Reggie Bush, Is He Who We Thought He Was?

Samuel Bell JrSenior Analyst IMay 27, 2008

We all can remember the 2006 NFL Draft when we expected the Houston Texans to pick Reggie Bush, the Running Back from the University of Southern California.

After all, Reggie was one of those once-in-a-lifetime type players that couldn't be passed up, right?

Once ESPN revealed that the Texans would take DE Mario Williams from North Carolina State, many of us couldn't believe it.

The infamous Mel Kiper Jr. went on and on about how the Texans made such a big mistake, and that Reggie Bush was basically a Godsend for the New Orleans Saints.

After watching Reggie juke and hop over defenders at USC, who could blame him? Bush could return punts, catch out of the backfield and was elusive as a fly in the middle of a summer picnic.

This pick couldn't be wrong, right? Post Hurricane Katrina, a gaff like the one the Texans made by picking Williams would uplift the downtrodden New Orleans fans and bring that winning attitude back to "Naw'lins" right?

Not so fast.

Reggie's first season was somewhat of a disappointment, but the collective team success made many people forget that. Drew Brees and Deuce McAllister were studs, not to mention other guys such as Marques Colston who emerged that season with career numbers.

Here are the numbers from Reggie Bush's rookie season:

Games- 16

Rushing- 155 Carries, 565 Yards, 3.6 YPC, 6 TD, 2 Fumbles

Receiving- 88 Rec., 742 Yards, 8.4 Per Rec., 2 TD

Punt Return- 28 Ret., 216 Yards, 7.7 Per Ret., TD

These numbers weren't bad considering the fact that Reggie was a rookie playing behind an established starter in Deuce McAllister, and he contributed largely to the passing game.

Maybe we expected a lot more from the second pick of the NFL draft, but contrastingly Mario Williams and Vince Young struggled in their rookie campaigns also.

But Reggie Bush was different, his talent was such a sure thing and we all wanted to see another Thurman Thomas, a legend many compared Reggie's versatility as a running back to.

Unfortunately for Bush, the expectations were too high, and in this age of sports we want instant gratification, like we saw from LeBron James.

New Orleans went 10-6 that season, and just missed the Super Bowl with a loss to the Chicago Bears in which Reggie Bush had 7 receptions for 132 yards and a TD in that game.

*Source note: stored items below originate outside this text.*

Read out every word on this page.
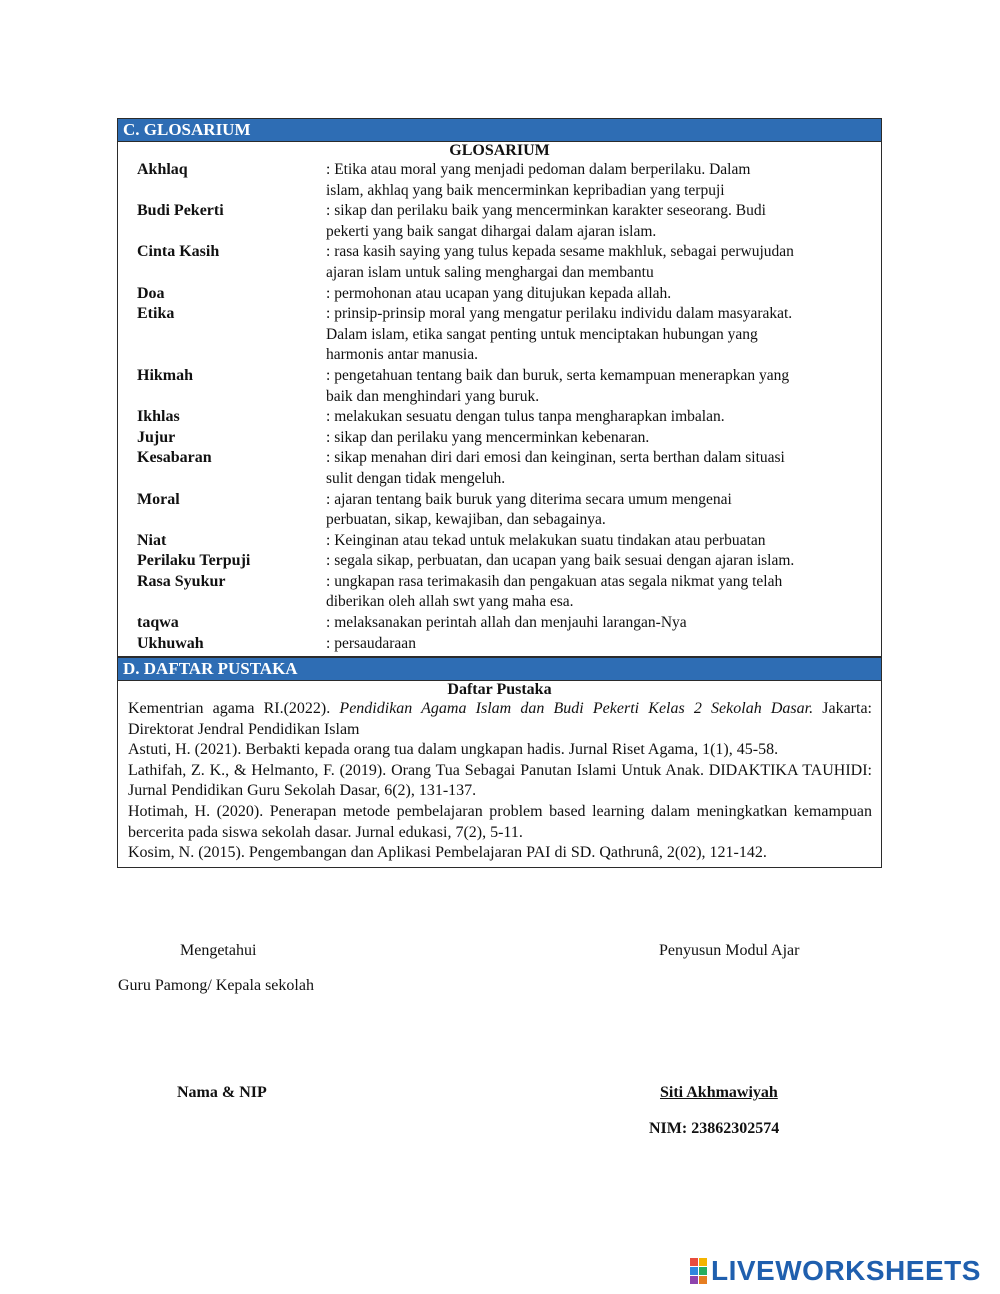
C. GLOSARIUM
GLOSARIUM
Akhlaq	: Etika atau moral yang menjadi pedoman dalam berperilaku. Dalam
islam, akhlaq yang baik mencerminkan kepribadian yang terpuji
Budi Pekerti	: sikap dan perilaku baik yang mencerminkan karakter seseorang. Budi
pekerti yang baik sangat dihargai dalam ajaran islam.
Cinta Kasih	: rasa kasih saying yang tulus kepada sesame makhluk, sebagai perwujudan
ajaran islam untuk saling menghargai dan membantu
Doa	: permohonan atau ucapan yang ditujukan kepada allah.
Etika	: prinsip-prinsip moral yang mengatur perilaku individu dalam masyarakat.
Dalam islam, etika sangat penting untuk menciptakan hubungan yang
harmonis antar manusia.
Hikmah	: pengetahuan tentang baik dan buruk, serta kemampuan menerapkan yang
baik dan menghindari yang buruk.
Ikhlas	: melakukan sesuatu dengan tulus tanpa mengharapkan imbalan.
Jujur	: sikap dan perilaku yang mencerminkan kebenaran.
Kesabaran	: sikap menahan diri dari emosi dan keinginan, serta berthan dalam situasi
sulit dengan tidak mengeluh.
Moral	: ajaran tentang baik buruk yang diterima secara umum mengenai
perbuatan, sikap, kewajiban, dan sebagainya.
Niat	: Keinginan atau tekad untuk melakukan suatu tindakan atau perbuatan
Perilaku Terpuji	: segala sikap, perbuatan, dan ucapan yang baik sesuai dengan ajaran islam.
Rasa Syukur	: ungkapan rasa terimakasih dan pengakuan atas segala nikmat yang telah
diberikan oleh allah swt yang maha esa.
taqwa	: melaksanakan perintah allah dan menjauhi larangan-Nya
Ukhuwah	: persaudaraan
D. DAFTAR PUSTAKA
Daftar Pustaka

Kementrian agama RI.(2022). Pendidikan Agama Islam dan Budi Pekerti Kelas 2 Sekolah Dasar. Jakarta: Direktorat Jendral Pendidikan Islam

Astuti, H. (2021). Berbakti kepada orang tua dalam ungkapan hadis. Jurnal Riset Agama, 1(1), 45-58.

Lathifah, Z. K., & Helmanto, F. (2019). Orang Tua Sebagai Panutan Islami Untuk Anak. DIDAKTIKA TAUHIDI: Jurnal Pendidikan Guru Sekolah Dasar, 6(2), 131-137.

Hotimah, H. (2020). Penerapan metode pembelajaran problem based learning dalam meningkatkan kemampuan bercerita pada siswa sekolah dasar. Jurnal edukasi, 7(2), 5-11.

Kosim, N. (2015). Pengembangan dan Aplikasi Pembelajaran PAI di SD. Qathrunâ, 2(02), 121-142.

Mengetahui	Penyusun Modul Ajar
Guru Pamong/ Kepala sekolah
Nama & NIP	Siti Akhmawiyah
NIM: 23862302574
LIVEWORKSHEETS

His great postseason performance had us clamoring for his 2007 campaign, but his numbers went down.

Deuce McAllister went down for the season with a knee injury, and the Saints had no choice but start Reggie Bush as running back for the season, but he didn't deliver.

Before his season injury ended his year, Reggie was already losing playing time to Aaron Stecker, a seldom-used back who actually played well once he took over, but it wasn't enough.

The Saints struggled to a 7-9 record and missed the playoffs.

Here are the numbers for Reggie Bush's 2007 season:

Games- 12

Rushing- 157 Carries, 581 Yards, 3.7 YPC, 4 TD, 7 Fumbles (3 lost)

Receiving- 73 Rec., 417 Yards, 5.7 Per Rec., 2 TD

Punt Return- 3 Ret., 12 Yards, 4.0 Per Ret., 0 TD

To his credit, Reggie missed the last four games of the season, and didn't return as much because of his increased role in the offense.

Nevertheless, Bush never looked to be comfortable with his increased responsibilities in Sean Payton's offense and his 7 fumbles were costly.

Now we are left with more questions than answers.

Can Reggie Bush be what everyone expected him to be? Will he end up a bust?

Only time will tell, but the first pick from the 2006 draft made his mark last season with 14 sacks and 59 tackles. Mario Williams lived up to his billing last season for an emerging Houston Texan team.

It's unfair to label Reggie Bush a bust at this point because it just hasn't been enough time, and who knows how long he played injured last season.

With the 2008 NFL season quickly approaching, I ask one simple question in the spirit of former Arizona Cardinals coach Dennis Green:

Is Reggie Bush who we thought he was?